A busy and involving week since our last posting from South Somerset District Council’s Community Heritage Access Centre, near Yeovil.
Highlights so far this week have included attending the first West of England Copyright Forum at the American Museum in Britain at Claverton near Bath and a donation of computer components from an early computer systems programmer – which are on their way to the National Computer Museum, based at Bletchley Park.
The big event on Thursday was to create our new “Crime and Punishment” Exhibition in The Town House, Yeovil. This is our annual exhibition, in conjunction with Yeovil Town Council and reflects the development of law and order and policing in Yeovil.
The Town House is a fitting location for the “Crime and Punishment” Exhibition as it is the former Yeovil police station. The artefacts include manacles (or hand cuffs) actually used in the former police station.
The display behind the cabinet illustrates these developments from the early days of the Hundred Stone to the opening of the present police station in Huish in 1975.
By 1305 Yeovil had a Portreeve, who had authority over the town. Portreeves were originally set up in the twelfth century to collect taxes but by the Middle Ages were acting as representatives of the people.
Alongside the official ‘date time line’ (what could be termed the ‘top down’ history) is the ‘bottom up’ stories of crimes committed and the punishments received. Intriguingly, in at least one example, these led to an actual object, which is part of the display. For example:
26/7/1758 – Elias Newman of Yeovil, Baker, is convicted of selling underweight bread at Milborne Port. This crime became such a problem that Yeovil was issued with standardised weights and measures in 1835 to stop this practise.

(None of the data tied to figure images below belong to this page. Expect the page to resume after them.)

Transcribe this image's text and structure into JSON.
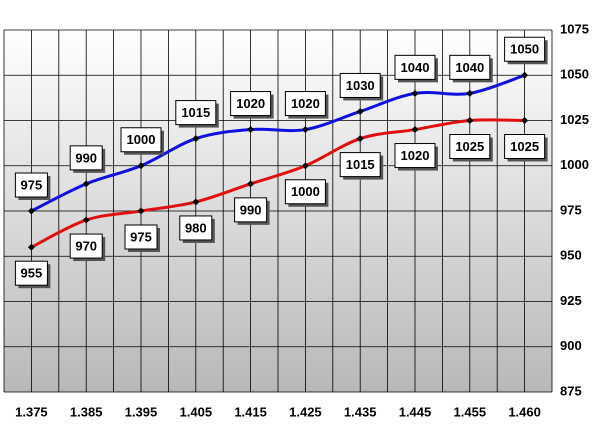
{
  "chart_data": {
    "type": "line",
    "categories": [
      "1.375",
      "1.385",
      "1.395",
      "1.405",
      "1.415",
      "1.425",
      "1.435",
      "1.445",
      "1.455",
      "1.460"
    ],
    "series": [
      {
        "color": "#1010e0",
        "values": [
          975,
          990,
          1000,
          1015,
          1020,
          1020,
          1030,
          1040,
          1040,
          1050
        ]
      },
      {
        "color": "#e01010",
        "values": [
          955,
          970,
          975,
          980,
          990,
          1000,
          1015,
          1020,
          1025,
          1025
        ]
      }
    ],
    "ylim": [
      875,
      1075
    ],
    "yticks": [
      875,
      900,
      925,
      950,
      975,
      1000,
      1025,
      1050,
      1075
    ],
    "grid": true
  }
}
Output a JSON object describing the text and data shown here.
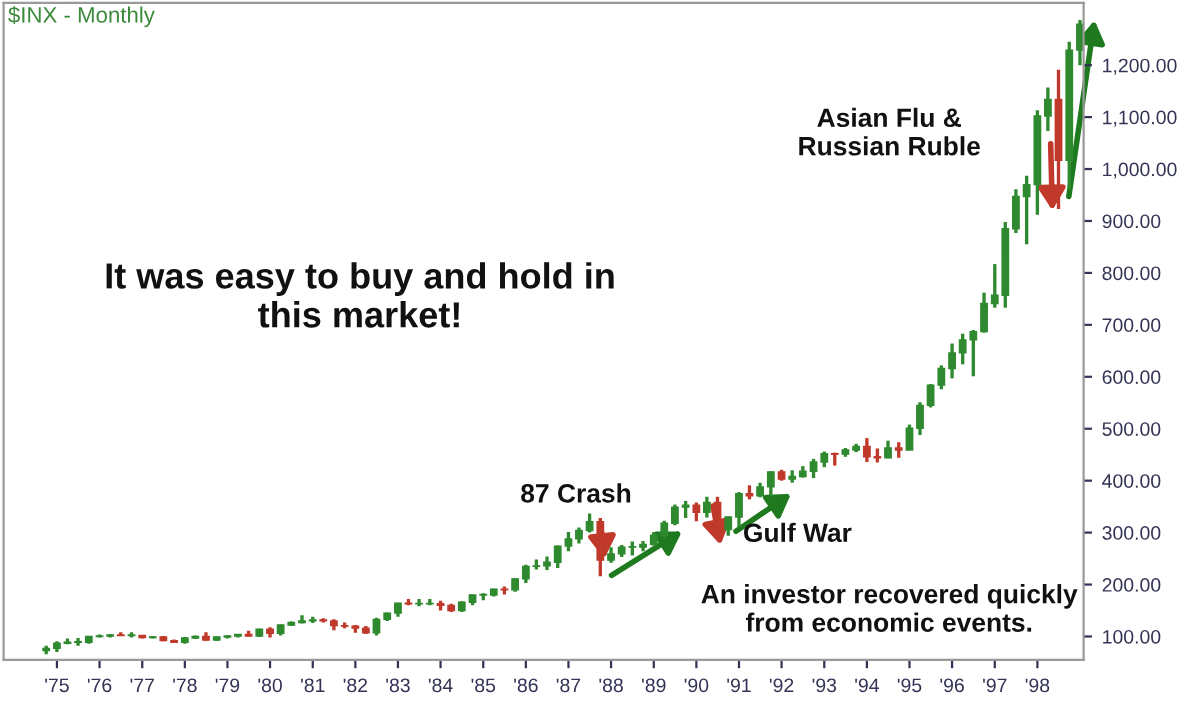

There is also a spoon and a pair of gloves to illustrate something of the stories, which in turn, as always, reflect Yeovil at the time. “On 21/7/1786 Henry Collins of Yeovil, shopkeeper, is convicted of selling a pair of gloves for 2s., with no stamp ticket attached.”
For further information on our new exhibition, please contact the Heritage Team, (01935) 462886. Or email us on firstname.lastname@example.org
Our new exhibition at Yeovil Town House:
William Jenner, was sentenced at Yeovil, being a male under the age of 14 years to be privately whipped with six strokes of a birch rod, for stealing a cash box and money from his employers Messrs Ewens, Johnson & Co.